Lors d’un déjeuner avec les médias à Barcelone, Duch a souligné que la Catalogne serait prête pour les agences de l’ONU «qui veulent ou ont besoin de chercher un nouveau site».
Comme dans toutes les activités officielles de la journée, des condoléances ont été offertes aux familles et amis des victimes de l’accident ferroviaire d’Adamuz (Cordoue), 39 morts comptabilisés jusqu’à présent et environ 75 blessés.

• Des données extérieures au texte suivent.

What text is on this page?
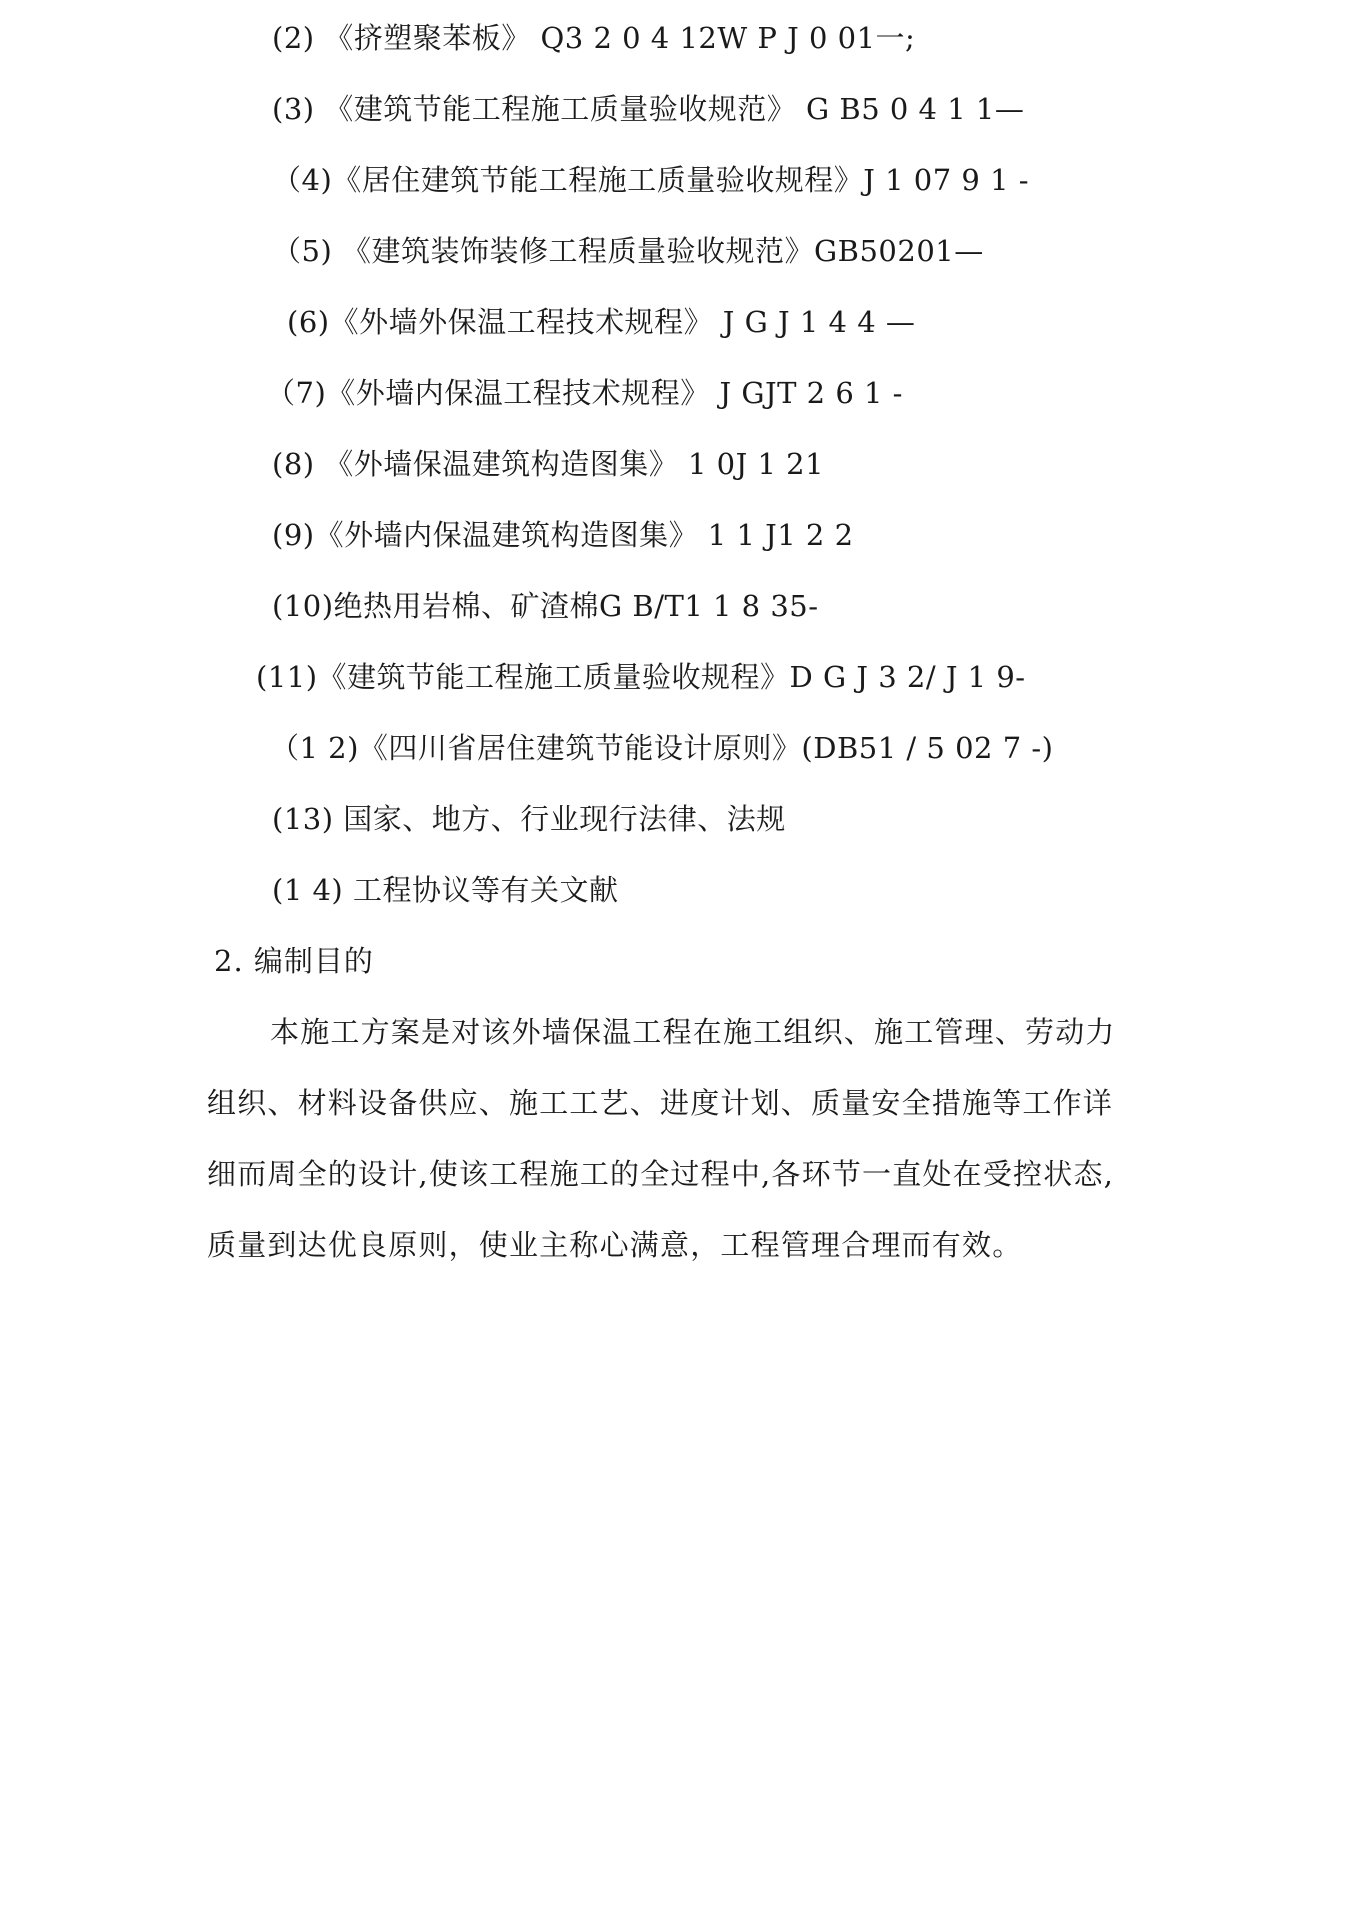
(2) 《挤塑聚苯板》 Q3 2 0 4 12W P J 0 01一;
(3) 《建筑节能工程施工质量验收规范》 G B5 0 4 1 1—
（4)《居住建筑节能工程施工质量验收规程》J 1 07 9 1 -
（5) 《建筑装饰装修工程质量验收规范》GB50201—
(6)《外墙外保温工程技术规程》 J G J 1 4 4 —
（7)《外墙内保温工程技术规程》 J GJT 2 6 1 -
(8) 《外墙保温建筑构造图集》 1 0J 1 21
(9)《外墙内保温建筑构造图集》 1 1 J1 2 2
(10)绝热用岩棉、矿渣棉G B/T1 1 8 35-
(11)《建筑节能工程施工质量验收规程》D G J 3 2/ J 1 9-
（1 2)《四川省居住建筑节能设计原则》(DB51 / 5 02 7 -)
(13) 国家、地方、行业现行法律、法规
(1 4) 工程协议等有关文献
2. 编制目的
本施工方案是对该外墙保温工程在施工组织、施工管理、劳动力
组织、材料设备供应、施工工艺、进度计划、质量安全措施等工作详
细而周全的设计,使该工程施工的全过程中,各环节一直处在受控状态,
质量到达优良原则，使业主称心满意，工程管理合理而有效。
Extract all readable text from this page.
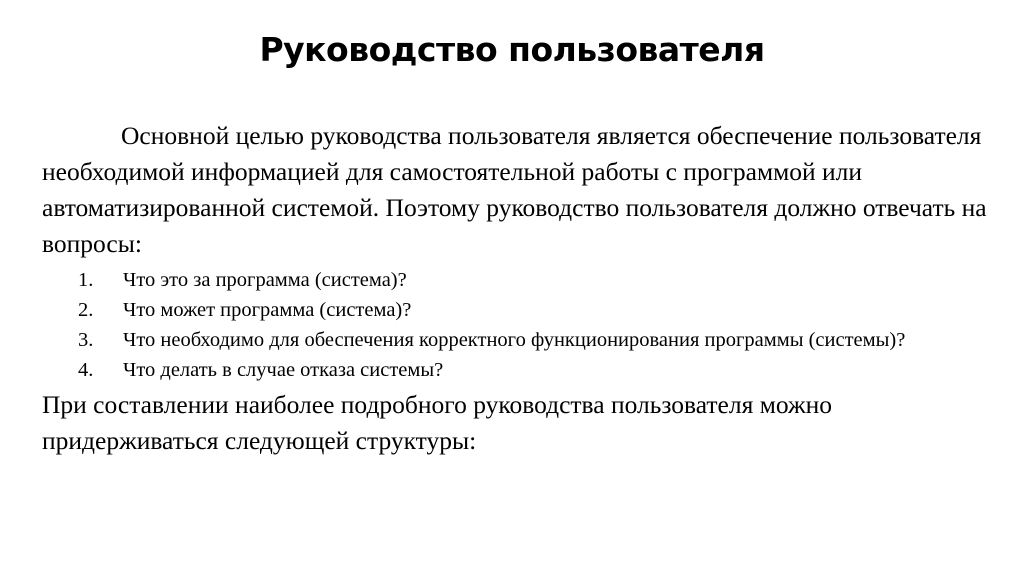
Руководство пользователя

Основной целью руководства пользователя является обеспечение пользователя необходимой информацией для самостоятельной работы с программой или автоматизированной системой. Поэтому руководство пользователя должно отвечать на вопросы:

1. Что это за программа (система)?
2. Что может программа (система)?
3. Что необходимо для обеспечения корректного функционирования программы (системы)?
4. Что делать в случае отказа системы?

При составлении наиболее подробного руководства пользователя можно придерживаться следующей структуры:
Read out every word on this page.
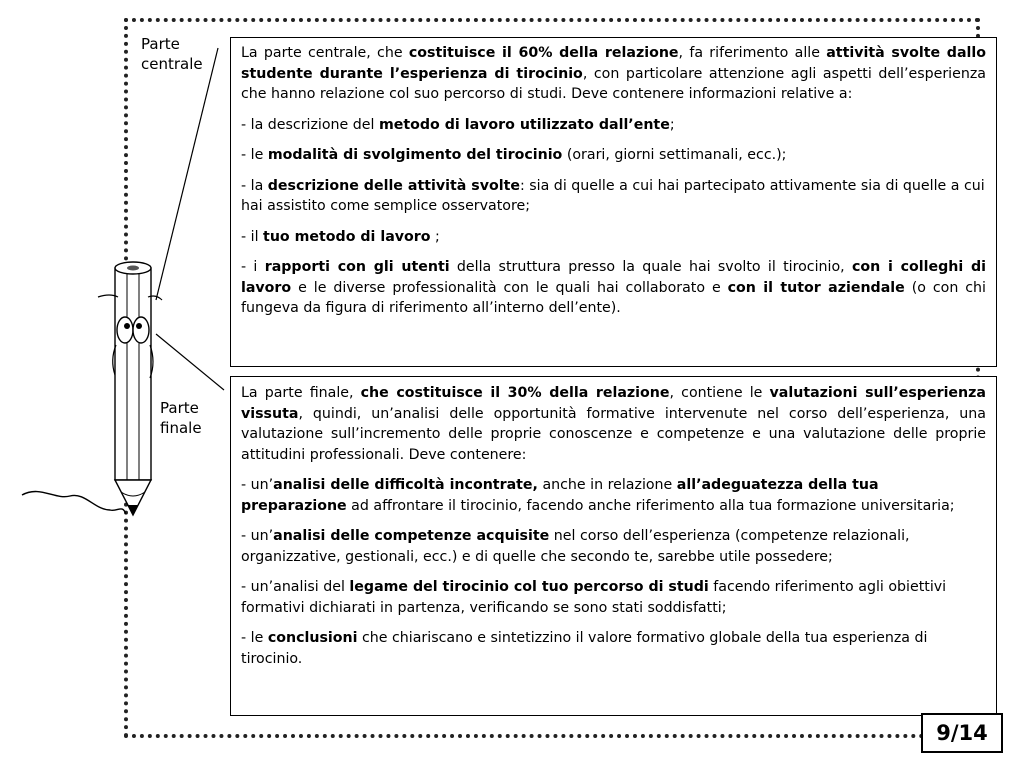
Parte
centrale
Parte
finale

La parte centrale, che costituisce il 60% della relazione, fa riferimento alle attività svolte dallo studente durante l’esperienza di tirocinio, con particolare attenzione agli aspetti dell’esperienza che hanno relazione col suo percorso di studi. Deve contenere informazioni relative a:

- la descrizione del metodo di lavoro utilizzato dall’ente;

- le modalità di svolgimento del tirocinio (orari, giorni settimanali, ecc.);

- la descrizione delle attività svolte: sia di quelle a cui hai partecipato attivamente sia di quelle a cui hai assistito come semplice osservatore;

- il tuo metodo di lavoro ;

- i rapporti con gli utenti della struttura presso la quale hai svolto il tirocinio, con i colleghi di lavoro e le diverse professionalità con le quali hai collaborato e con il tutor aziendale (o con chi fungeva da figura di riferimento all’interno dell’ente).

La parte finale, che costituisce il 30% della relazione, contiene le valutazioni sull’esperienza vissuta, quindi, un’analisi delle opportunità formative intervenute nel corso dell’esperienza, una valutazione sull’incremento delle proprie conoscenze e competenze e una valutazione delle proprie attitudini professionali. Deve contenere:

- un’analisi delle difficoltà incontrate, anche in relazione all’adeguatezza della tua preparazione ad affrontare il tirocinio, facendo anche riferimento alla tua formazione universitaria;

- un’analisi delle competenze acquisite nel corso dell’esperienza (competenze relazionali, organizzative, gestionali, ecc.) e di quelle che secondo te, sarebbe utile possedere;

- un’analisi del legame del tirocinio col tuo percorso di studi facendo riferimento agli obiettivi formativi dichiarati in partenza, verificando se sono stati soddisfatti;

- le conclusioni che chiariscano e sintetizzino il valore formativo globale della tua esperienza di tirocinio.

9/14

Duch a estimé que la Catalogne est capable de proposer une plate-forme d’action extérieure et «pourrait être, pourquoi pas, le foyer de certaines de ces organisations internationales qui sont maintenant beaucoup plus nécessaires que jamais».
Sans mentionner directement le président nord-américain Donald Trump, il a noté que les mesures de Washington visant à ne pas soutenir ou intégrer diverses agences de l’ONU expliquent les «contacts informels» sur cet accueil possible en Catalogne.
Un sujet qui a été abordé lors de la visite de Duch à l’Assemblée générale des Nations Unies en septembre dernier. Il s’agit d’un dialogue ouvert qui peut être repris maintenant avec plus de raison, a-t-il précisé.